Happy 3rd birthday! You are such a handful these days, but also such a joy. You are the absolute sweetest big sister a girl could ever ask for. You are so smart and so mature for your age, so I guess I should actually thank you for throwing tantrums from time to time so that I can still feel like you need me as a parent. Sometimes you act like a teenager already and you want nothing to do with me. In all honesty, it breaks my heart. You tell me Scarlett wants to play with you and when I lay her next to you, you say "go" and point to the door. You tell me to "go over there" when you want to be with Daddy and slam the door in my face when you see I'm coming. You're still learning how to be tactful (ha), and I'm still learning that you really don't need me all the time anymore. In the future I know that sometimes you really will just need Daddy and sometimes you'll just want Scarlett or Grammy or Grampy, but I just didn't know it would already be happening. I wasn't quite ready to let go and let others be such a big part of you life, but (like I said) I am learning and you are teaching me that its okay. Sweet girl, I pray that you will always be happy and never sad or heartbroken or discouraged, but (sadly) I know you will experience those feelings, and when you do I am thankful that you have all these wonderful people in your life to go to when I'm just not the person that can make you feel better.
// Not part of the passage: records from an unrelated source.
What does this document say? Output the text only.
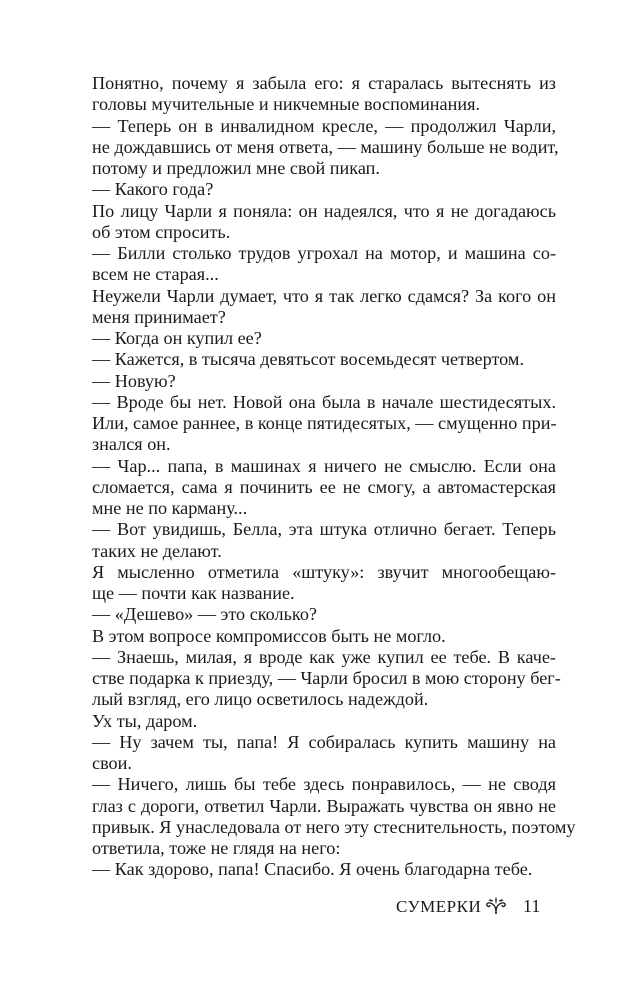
Понятно, почему я забыла его: я старалась вытеснять из
головы мучительные и никчемные воспоминания.
— Теперь он в инвалидном кресле, — продолжил Чарли,
не дождавшись от меня ответа, — машину больше не водит,
потому и предложил мне свой пикап.
— Какого года?
По лицу Чарли я поняла: он надеялся, что я не догадаюсь
об этом спросить.
— Билли столько трудов угрохал на мотор, и машина со-
всем не старая...
Неужели Чарли думает, что я так легко сдамся? За кого он
меня принимает?
— Когда он купил ее?
— Кажется, в тысяча девятьсот восемьдесят четвертом.
— Новую?
— Вроде бы нет. Новой она была в начале шестидесятых.
Или, самое раннее, в конце пятидесятых, — смущенно при-
знался он.
— Чар... папа, в машинах я ничего не смыслю. Если она
сломается, сама я починить ее не смогу, а автомастерская
мне не по карману...
— Вот увидишь, Белла, эта штука отлично бегает. Теперь
таких не делают.
Я мысленно отметила «штуку»: звучит многообещаю-
ще — почти как название.
— «Дешево» — это сколько?
В этом вопросе компромиссов быть не могло.
— Знаешь, милая, я вроде как уже купил ее тебе. В каче-
стве подарка к приезду, — Чарли бросил в мою сторону бег-
лый взгляд, его лицо осветилось надеждой.
Ух ты, даром.
— Ну зачем ты, папа! Я собиралась купить машину на
свои.
— Ничего, лишь бы тебе здесь понравилось, — не сводя
глаз с дороги, ответил Чарли. Выражать чувства он явно не
привык. Я унаследовала от него эту стеснительность, поэтому
ответила, тоже не глядя на него:
— Как здорово, папа! Спасибо. Я очень благодарна тебе.
СУМЕРКИ 11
When you randomly say to me during the day "Mommy loves me so much" it makes me feel like I'm doing at least one thing right, and you really do listen when I tell you those words every night. I love doing activities during the day with you, especially when you say "this is fun mama, tanks mama". Or when you see I have a bug bite and say, "you have a owie? I sorry mama" in such a sweet way. What a caring and sweet girl you are. Its so hard to get you to hold still for 2 seconds, but I try to get you to look me in the eyes at least once a day, and when you do (even though it really is only for 2 seconds) I am blown away with how absolutely gorgeous you are. I hope you always know that you are beautiful. Above all I hope you will always remember that Mommy does love you, sooo much it hurts. I never understood that expression until I met you...on this very day 3 years ago. That magical day you made me a Mother.